- Shirol Location in Maharashtra, India
- Coordinates: 16°44′N 74°36′E﻿ / ﻿16.733°N 74.600°E
- Country: India
- State: Maharashtra

Languages
- • Official: Marathi
- Time zone: UTC+5:30 (IST)
- Postal code: 416103
- ISO 3166 code: IN-MH
- Vehicle registration: MH09

= Shirol =

Shirol is a historic place. In a great war between Chhatrapati Shivaji Maharaj and the Mughal Empire, the Mughals were defeated and the heads of Mughal soldiers were hanged at the main gate of city. So the name Shirol: Shir (heads) + ol (row).

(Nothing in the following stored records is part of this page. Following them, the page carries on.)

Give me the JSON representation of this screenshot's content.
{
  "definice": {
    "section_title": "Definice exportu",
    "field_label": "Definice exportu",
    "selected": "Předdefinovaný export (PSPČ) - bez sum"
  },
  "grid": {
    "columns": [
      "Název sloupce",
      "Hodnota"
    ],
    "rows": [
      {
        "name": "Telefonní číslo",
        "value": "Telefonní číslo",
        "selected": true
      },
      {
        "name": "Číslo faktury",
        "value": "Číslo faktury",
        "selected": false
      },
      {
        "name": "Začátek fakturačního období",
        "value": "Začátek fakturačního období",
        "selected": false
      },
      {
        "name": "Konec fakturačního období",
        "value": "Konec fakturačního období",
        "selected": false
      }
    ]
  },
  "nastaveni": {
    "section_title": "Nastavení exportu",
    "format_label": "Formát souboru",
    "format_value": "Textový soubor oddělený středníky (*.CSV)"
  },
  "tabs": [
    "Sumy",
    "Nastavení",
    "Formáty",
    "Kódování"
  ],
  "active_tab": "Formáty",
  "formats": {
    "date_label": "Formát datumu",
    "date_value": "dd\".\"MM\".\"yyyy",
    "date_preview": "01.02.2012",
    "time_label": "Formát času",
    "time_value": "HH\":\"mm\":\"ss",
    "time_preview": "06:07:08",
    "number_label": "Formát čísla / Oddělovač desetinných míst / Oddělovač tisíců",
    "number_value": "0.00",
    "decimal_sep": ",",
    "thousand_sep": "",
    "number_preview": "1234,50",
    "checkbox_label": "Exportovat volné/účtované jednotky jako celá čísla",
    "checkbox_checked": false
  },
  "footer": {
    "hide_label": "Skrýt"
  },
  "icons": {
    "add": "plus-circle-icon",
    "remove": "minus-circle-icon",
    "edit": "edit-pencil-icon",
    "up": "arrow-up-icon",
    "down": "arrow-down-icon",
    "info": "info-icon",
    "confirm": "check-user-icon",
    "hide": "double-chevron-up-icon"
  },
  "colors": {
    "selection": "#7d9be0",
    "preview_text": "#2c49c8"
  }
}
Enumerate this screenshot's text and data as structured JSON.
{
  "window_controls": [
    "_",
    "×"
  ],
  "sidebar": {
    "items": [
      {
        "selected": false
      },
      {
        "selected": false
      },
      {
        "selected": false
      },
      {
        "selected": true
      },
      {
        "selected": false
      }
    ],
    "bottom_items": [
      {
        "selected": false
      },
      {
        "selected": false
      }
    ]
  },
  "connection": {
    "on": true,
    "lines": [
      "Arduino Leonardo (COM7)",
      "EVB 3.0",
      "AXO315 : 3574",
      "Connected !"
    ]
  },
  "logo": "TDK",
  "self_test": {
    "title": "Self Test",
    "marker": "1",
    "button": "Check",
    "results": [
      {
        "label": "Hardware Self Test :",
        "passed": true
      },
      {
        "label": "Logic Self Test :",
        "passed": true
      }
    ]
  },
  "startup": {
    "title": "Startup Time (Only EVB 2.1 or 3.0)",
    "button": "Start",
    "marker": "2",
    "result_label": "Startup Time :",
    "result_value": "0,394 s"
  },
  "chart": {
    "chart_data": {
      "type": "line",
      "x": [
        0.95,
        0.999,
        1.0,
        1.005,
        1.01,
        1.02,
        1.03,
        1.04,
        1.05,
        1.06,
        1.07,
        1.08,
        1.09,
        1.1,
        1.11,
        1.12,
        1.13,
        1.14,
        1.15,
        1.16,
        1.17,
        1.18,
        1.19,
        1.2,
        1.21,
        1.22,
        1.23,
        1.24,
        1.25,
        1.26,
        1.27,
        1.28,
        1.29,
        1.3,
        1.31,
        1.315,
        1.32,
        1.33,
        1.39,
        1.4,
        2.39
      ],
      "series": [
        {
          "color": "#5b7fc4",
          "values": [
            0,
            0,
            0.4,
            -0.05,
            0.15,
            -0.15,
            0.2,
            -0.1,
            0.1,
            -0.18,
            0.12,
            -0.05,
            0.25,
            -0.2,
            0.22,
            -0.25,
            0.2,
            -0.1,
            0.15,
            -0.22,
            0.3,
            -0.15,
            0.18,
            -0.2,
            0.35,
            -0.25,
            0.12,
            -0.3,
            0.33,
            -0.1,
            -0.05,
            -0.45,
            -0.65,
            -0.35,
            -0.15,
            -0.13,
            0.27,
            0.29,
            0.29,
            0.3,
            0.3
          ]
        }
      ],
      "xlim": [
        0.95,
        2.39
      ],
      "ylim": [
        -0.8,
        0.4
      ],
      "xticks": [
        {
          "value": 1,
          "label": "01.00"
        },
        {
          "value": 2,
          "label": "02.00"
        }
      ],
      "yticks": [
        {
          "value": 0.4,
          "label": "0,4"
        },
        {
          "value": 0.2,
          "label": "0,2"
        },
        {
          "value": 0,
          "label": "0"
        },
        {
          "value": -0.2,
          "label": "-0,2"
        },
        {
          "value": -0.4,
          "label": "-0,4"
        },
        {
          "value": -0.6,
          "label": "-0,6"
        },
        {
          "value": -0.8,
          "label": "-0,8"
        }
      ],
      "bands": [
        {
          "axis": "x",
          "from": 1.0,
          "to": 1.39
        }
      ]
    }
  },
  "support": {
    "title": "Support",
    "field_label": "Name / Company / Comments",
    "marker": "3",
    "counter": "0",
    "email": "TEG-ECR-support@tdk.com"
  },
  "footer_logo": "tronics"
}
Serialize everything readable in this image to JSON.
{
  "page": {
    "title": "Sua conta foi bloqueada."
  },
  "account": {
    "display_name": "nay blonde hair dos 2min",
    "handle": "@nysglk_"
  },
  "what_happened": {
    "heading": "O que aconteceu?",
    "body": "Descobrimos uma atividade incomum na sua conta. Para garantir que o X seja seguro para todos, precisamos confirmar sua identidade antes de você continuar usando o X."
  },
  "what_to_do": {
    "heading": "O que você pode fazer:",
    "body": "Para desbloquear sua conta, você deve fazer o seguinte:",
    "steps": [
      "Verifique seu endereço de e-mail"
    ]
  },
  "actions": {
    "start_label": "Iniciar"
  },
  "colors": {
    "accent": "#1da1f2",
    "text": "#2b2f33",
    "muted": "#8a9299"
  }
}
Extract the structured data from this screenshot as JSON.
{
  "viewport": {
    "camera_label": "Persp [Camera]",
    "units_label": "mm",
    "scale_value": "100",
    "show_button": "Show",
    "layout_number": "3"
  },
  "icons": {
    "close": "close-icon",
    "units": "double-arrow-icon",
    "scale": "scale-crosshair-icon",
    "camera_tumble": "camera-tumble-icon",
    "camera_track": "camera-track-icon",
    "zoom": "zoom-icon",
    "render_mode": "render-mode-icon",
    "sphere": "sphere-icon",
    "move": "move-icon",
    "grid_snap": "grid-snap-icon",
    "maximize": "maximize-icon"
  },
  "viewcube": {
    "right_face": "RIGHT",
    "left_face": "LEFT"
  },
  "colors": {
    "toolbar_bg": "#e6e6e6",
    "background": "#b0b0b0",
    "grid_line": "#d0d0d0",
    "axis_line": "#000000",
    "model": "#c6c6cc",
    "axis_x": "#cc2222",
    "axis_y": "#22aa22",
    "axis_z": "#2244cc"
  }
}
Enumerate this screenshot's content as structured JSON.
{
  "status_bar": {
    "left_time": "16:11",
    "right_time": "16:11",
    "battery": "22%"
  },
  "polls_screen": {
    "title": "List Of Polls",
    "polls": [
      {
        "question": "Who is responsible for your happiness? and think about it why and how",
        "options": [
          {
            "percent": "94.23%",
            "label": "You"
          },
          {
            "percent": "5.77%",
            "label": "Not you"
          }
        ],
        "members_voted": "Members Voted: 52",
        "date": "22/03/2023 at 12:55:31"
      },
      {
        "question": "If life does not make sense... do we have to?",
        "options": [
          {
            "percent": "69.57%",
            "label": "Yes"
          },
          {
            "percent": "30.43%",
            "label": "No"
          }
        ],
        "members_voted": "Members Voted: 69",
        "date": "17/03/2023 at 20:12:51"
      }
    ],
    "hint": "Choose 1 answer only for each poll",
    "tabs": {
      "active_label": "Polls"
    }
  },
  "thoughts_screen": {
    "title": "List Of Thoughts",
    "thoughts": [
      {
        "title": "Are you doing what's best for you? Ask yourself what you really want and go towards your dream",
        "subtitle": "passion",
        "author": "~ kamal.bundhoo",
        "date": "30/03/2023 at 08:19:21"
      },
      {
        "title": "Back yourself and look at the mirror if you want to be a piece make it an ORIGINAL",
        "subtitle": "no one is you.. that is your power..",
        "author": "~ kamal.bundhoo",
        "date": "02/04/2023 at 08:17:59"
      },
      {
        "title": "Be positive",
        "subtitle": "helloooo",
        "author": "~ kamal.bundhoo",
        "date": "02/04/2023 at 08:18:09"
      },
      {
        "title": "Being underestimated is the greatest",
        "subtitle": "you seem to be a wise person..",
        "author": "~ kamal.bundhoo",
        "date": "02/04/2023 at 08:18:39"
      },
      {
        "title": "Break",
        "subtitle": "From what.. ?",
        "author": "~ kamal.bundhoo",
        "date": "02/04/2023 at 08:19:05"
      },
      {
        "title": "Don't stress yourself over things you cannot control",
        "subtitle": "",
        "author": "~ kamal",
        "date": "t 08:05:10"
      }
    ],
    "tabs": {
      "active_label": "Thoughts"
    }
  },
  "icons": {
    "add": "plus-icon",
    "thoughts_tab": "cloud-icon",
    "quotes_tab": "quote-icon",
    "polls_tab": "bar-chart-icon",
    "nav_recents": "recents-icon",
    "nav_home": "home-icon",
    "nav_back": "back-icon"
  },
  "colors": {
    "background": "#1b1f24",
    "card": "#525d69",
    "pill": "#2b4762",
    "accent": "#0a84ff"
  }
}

Shirol industrial area and tehsil in the Shirol subdivision of Kolhapur district in the Indian state of Maharashtra. The current MLA is Shri. Rajendra patil (Yadravkar)

Shirol industrial area is rapidly developing with sugar factories and auto ancillaries.

Also Shirol is very close to Narsingh wadi and sangli (Narsobachiwadi), famous for the Shree Datta Temple.

Shirol is a suburb of Sangli city and is 10 km away. Shirol is linked to Sangli and Miraj twin cities by MSRTC city bus service. Travel time from Shirol to Sangli city is just 15 minutes.

Marathi is the dominant native language of the town, which is spoken widely.

==Transport==
From Mumbai and Pune, take NH4 national highway to Peth by the state highway 138 to Sangli. Then travel by state highway SH75 from Sangli to Shirol. Shirol is 17 km from Sangli city.

===Railway===
Miraj, 13 km away, has the nearest major railway junction station miraj and is connected to major cities by express and superfast trains. You can take MSRTC city buses, auto rickshaws and private cars from Miraj to Shirol. Travel time is 15–20 minutes.

===Other railway stations===
- Sangli - 17 km
- Jaysingpur - 7 km
- Kolhapur - 40 km

Express trains travelling on Pune-Miraj-Bangalore main line stop at Sangli railway station. One can take MSRTC city buses, auto-rickshaws and private cars from Sangli to Shirol. Travel time is 15–20 minutes.